What did I wanted to do. If this is a depressive stage relapsing, it is pretty scary because it is not sudden, but gradual and bits and pieces just fades. It's like you looking forward to eating an ice cream the entire week, but when you can see the ice cream, you suddenly do not know what to do with it. And even if someone gave you one, instead of indulging that icy goodness you looked forward too, you just throw it away without even touching it.
I do not know what is wrong. I just feel overwhelmed, by what I have no idea. I am just sad and/or afraid. Like I want to burst into tears and give it a big powerful sob and get on with life, but I cannot even cry out, I can tear up but that is it. I don't like this feeling. I don't like feeling like this. I really really don't like what is happening to me.
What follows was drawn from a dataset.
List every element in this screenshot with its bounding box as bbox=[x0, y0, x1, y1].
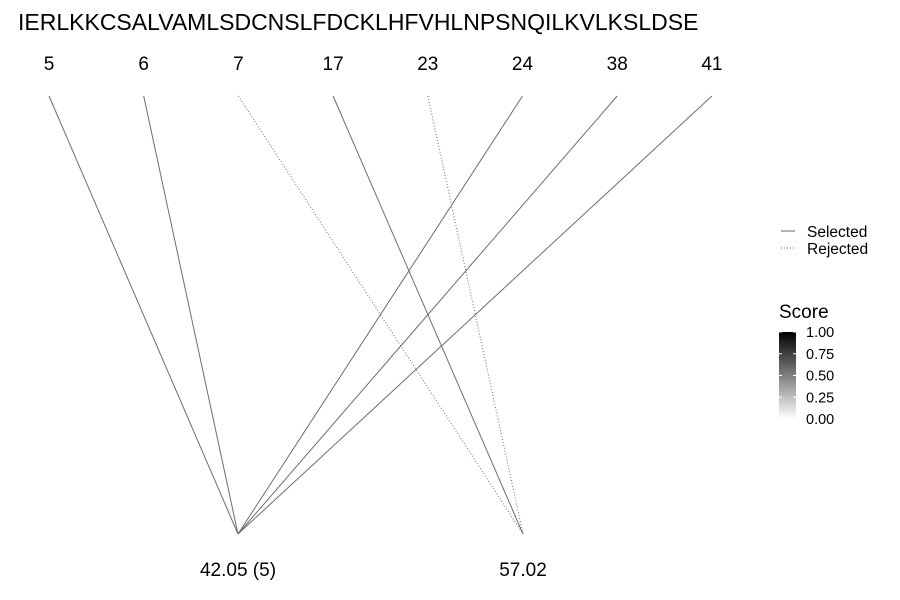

I am trying my hardest to keep it together yet I feel the more pieced together I try to be, the more broken I feel.
Nobody is able to help me. Apparently because I myself do not even know what the problem is, so how does anyone help me. This feeling is so alone, uninterested in doing anything but makes me mentally and emotionally worn out. I feel so useless, worthless and that I cannot amount to anything, Just very lost. This time, I have not need to push people away, as they naturally just distanced themselves from me. Too much negative energy, I apologize for that.
I guess I need to close down for maintenance.